While focussing attention on improving the student enrolment rate (admitting children to Class I), the Centre and states clearly missed a point. A lack of toilets for girls is one major reason they drop out of school in such large numbers. The data also shows that in 2003-’04, the governments in most states could not even install a water tap in most schools.
While drinking water was available in only 51% of the schools in Andhra Pradesh, in Karnataka 33% of the primary schools did not have this facility. In Bihar and Jharkhand, nearly 20% of the children were enrolled in schools that did not even have a blackboard!

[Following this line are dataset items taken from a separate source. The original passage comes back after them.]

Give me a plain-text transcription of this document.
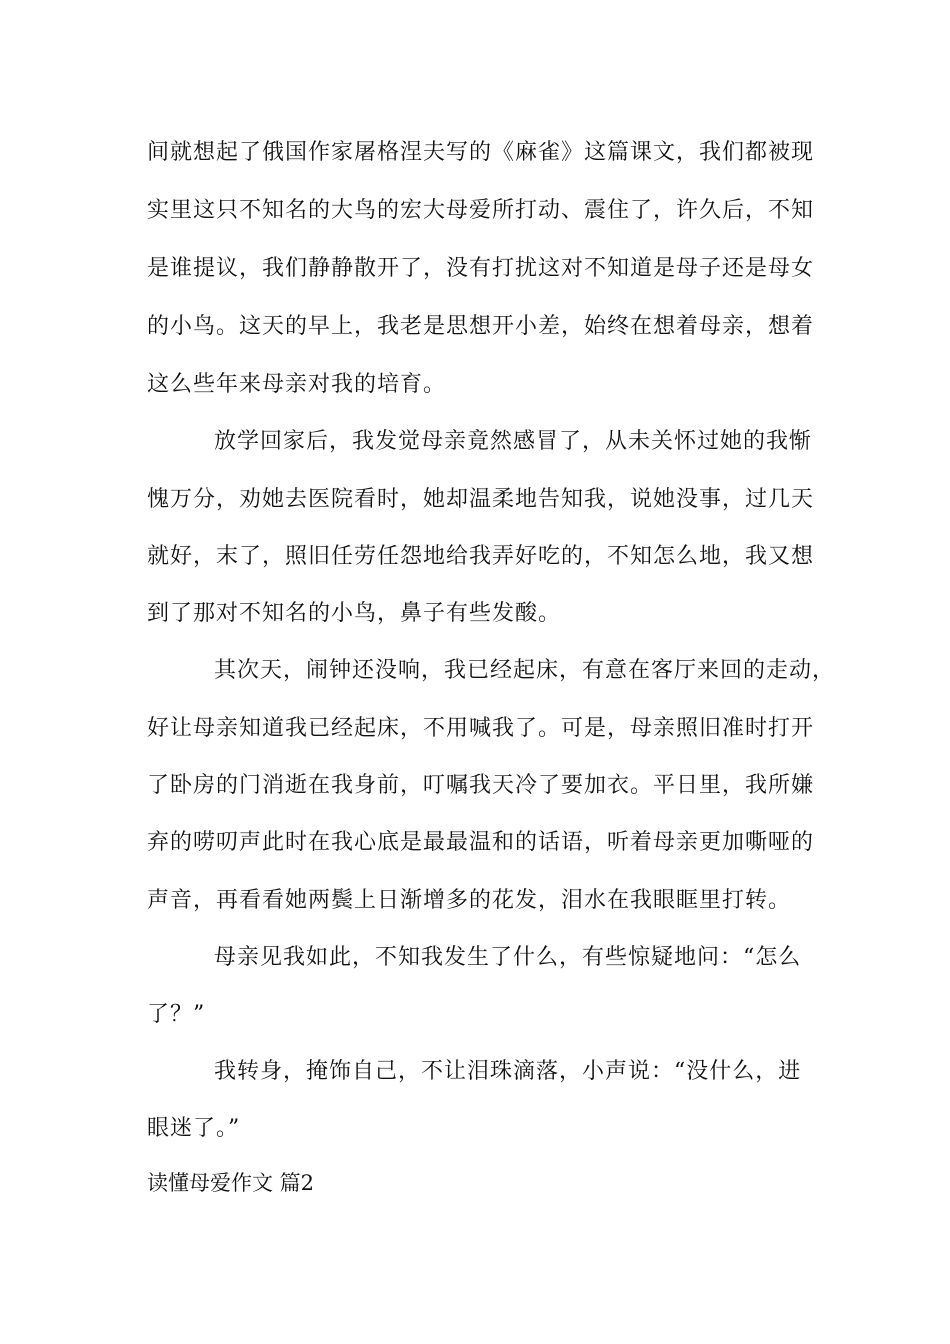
间就想起了俄国作家屠格涅夫写的《麻雀》这篇课文，我们都被现
实里这只不知名的大鸟的宏大母爱所打动、震住了，许久后，不知
是谁提议，我们静静散开了，没有打扰这对不知道是母子还是母女
的小鸟。这天的早上，我老是思想开小差，始终在想着母亲，想着
这么些年来母亲对我的培育。
放学回家后，我发觉母亲竟然感冒了，从未关怀过她的我惭
愧万分，劝她去医院看时，她却温柔地告知我，说她没事，过几天
就好，末了，照旧任劳任怨地给我弄好吃的，不知怎么地，我又想
到了那对不知名的小鸟，鼻子有些发酸。
其次天，闹钟还没响，我已经起床，有意在客厅来回的走动，
好让母亲知道我已经起床，不用喊我了。可是，母亲照旧准时打开
了卧房的门消逝在我身前，叮嘱我天冷了要加衣。平日里，我所嫌
弃的唠叨声此时在我心底是最最温和的话语，听着母亲更加嘶哑的
声音，再看看她两鬓上日渐增多的花发，泪水在我眼眶里打转。
母亲见我如此，不知我发生了什么，有些惊疑地问：“怎么
了？”
我转身，掩饰自己，不让泪珠滴落，小声说：“没什么，进
眼迷了。”
读懂母爱作文 篇2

About 62% of the primary schools in Assam, 34% in Andhra Pradesh and 30% in Meghalaya had just one classroom.
The central and state governments seem to have not achieved anything, despite political tom-tomming and elementary education being made a top priority.
In Bihar, out of 100 kids who joined Class I, only 33 made it to Class V. Only 6.28 lakh out of 11 lakh students enrolled in Class V reached Class VI. The situation was marginally better in Rajasthan, where 42 out of 100 students who joined Class I reached Class V.
In UP, the survival rate up to Class V was 54%. But out of 29 lakh children attending Class V, only 15 lakhs made it to Class VI. With a few exceptions in states like Kerala, Karnataka, Gujarat and Punjab, student survival rate was dismally low in most places. “This, despite the government’s policy to not fail any student in any class up to Std V,’’ said an NEIPA official.